The Krieger School of Arts and Sciences is the direct descendant of the original Johns Hopkins University. Today, offering comprehensive undergraduate education and graduate training, it is the core institution of the Johns Hopkins complex of schools, centers and institutes. More than 125 years after the University’s founding, the Krieger School still follows the guiding principles of Hopkins's visionary first president, Daniel Coit Gilman. The school’s adherence to those ideals does not reflect cautiousness or entrenchment, however. Rather, Gilman's educational precepts, by definition, keep the Krieger School not just up to date but actually at the forefront of knowledge.
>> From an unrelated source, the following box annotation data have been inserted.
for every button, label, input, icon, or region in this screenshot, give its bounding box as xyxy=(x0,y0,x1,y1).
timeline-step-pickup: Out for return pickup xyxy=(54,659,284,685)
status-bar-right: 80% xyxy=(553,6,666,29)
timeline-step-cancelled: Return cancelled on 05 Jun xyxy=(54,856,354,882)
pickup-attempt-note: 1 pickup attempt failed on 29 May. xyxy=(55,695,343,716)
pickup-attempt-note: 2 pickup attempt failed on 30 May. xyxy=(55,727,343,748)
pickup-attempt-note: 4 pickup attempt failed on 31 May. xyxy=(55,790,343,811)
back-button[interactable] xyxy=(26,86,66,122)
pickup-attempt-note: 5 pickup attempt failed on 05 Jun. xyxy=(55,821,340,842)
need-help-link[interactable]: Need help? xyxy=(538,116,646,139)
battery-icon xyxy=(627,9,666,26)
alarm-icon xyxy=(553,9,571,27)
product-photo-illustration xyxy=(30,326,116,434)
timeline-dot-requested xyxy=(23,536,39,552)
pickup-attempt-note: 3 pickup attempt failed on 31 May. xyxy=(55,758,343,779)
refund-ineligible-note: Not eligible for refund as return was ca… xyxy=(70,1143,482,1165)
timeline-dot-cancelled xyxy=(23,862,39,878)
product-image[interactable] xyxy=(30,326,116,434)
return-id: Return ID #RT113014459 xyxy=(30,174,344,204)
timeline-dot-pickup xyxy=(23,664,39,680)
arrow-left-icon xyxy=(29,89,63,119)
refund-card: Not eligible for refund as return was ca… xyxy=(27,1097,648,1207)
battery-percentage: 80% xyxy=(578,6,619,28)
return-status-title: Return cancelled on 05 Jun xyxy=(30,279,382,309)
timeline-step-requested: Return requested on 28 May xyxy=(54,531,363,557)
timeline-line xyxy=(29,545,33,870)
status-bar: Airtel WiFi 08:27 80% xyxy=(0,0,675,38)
“The best investigators are usually those who have also the responsibilities of instruction, gaining thus the incitement of colleagues, the encouragement of pupils and the observation of the public. ”
— Daniel Coit Gilman
First President
of Johns Hopkins University

The plan that Gilman devised and began to carry out in 1876 established Johns Hopkins as the nation's first research university--that is, an institution in which every faculty member was actively engaged in original investigations. Gilman dismissed the notion that teaching and research are separate endeavors; he believed that success in one depended on success in the other. "The best teachers are usually those who are free, competent and willing to make original researches in the library and the laboratory," Gilman said. "The best investigators are usually those who have also the responsibilities of instruction, gaining thus the incitement of colleagues, the encouragement of pupils, the observation of the public." The realization of Gilman's philosophy at Hopkins, and at other institutions that later attracted Hopkins-trained scholars, revolutionized higher education in America, leading to the modern research university system.

Today, each of the School's faculty members is expected to spend as much time on research as on teaching. As a result, inquiry and the creation of new knowledge are the engine and fuel that drive both instruction and learning in the school.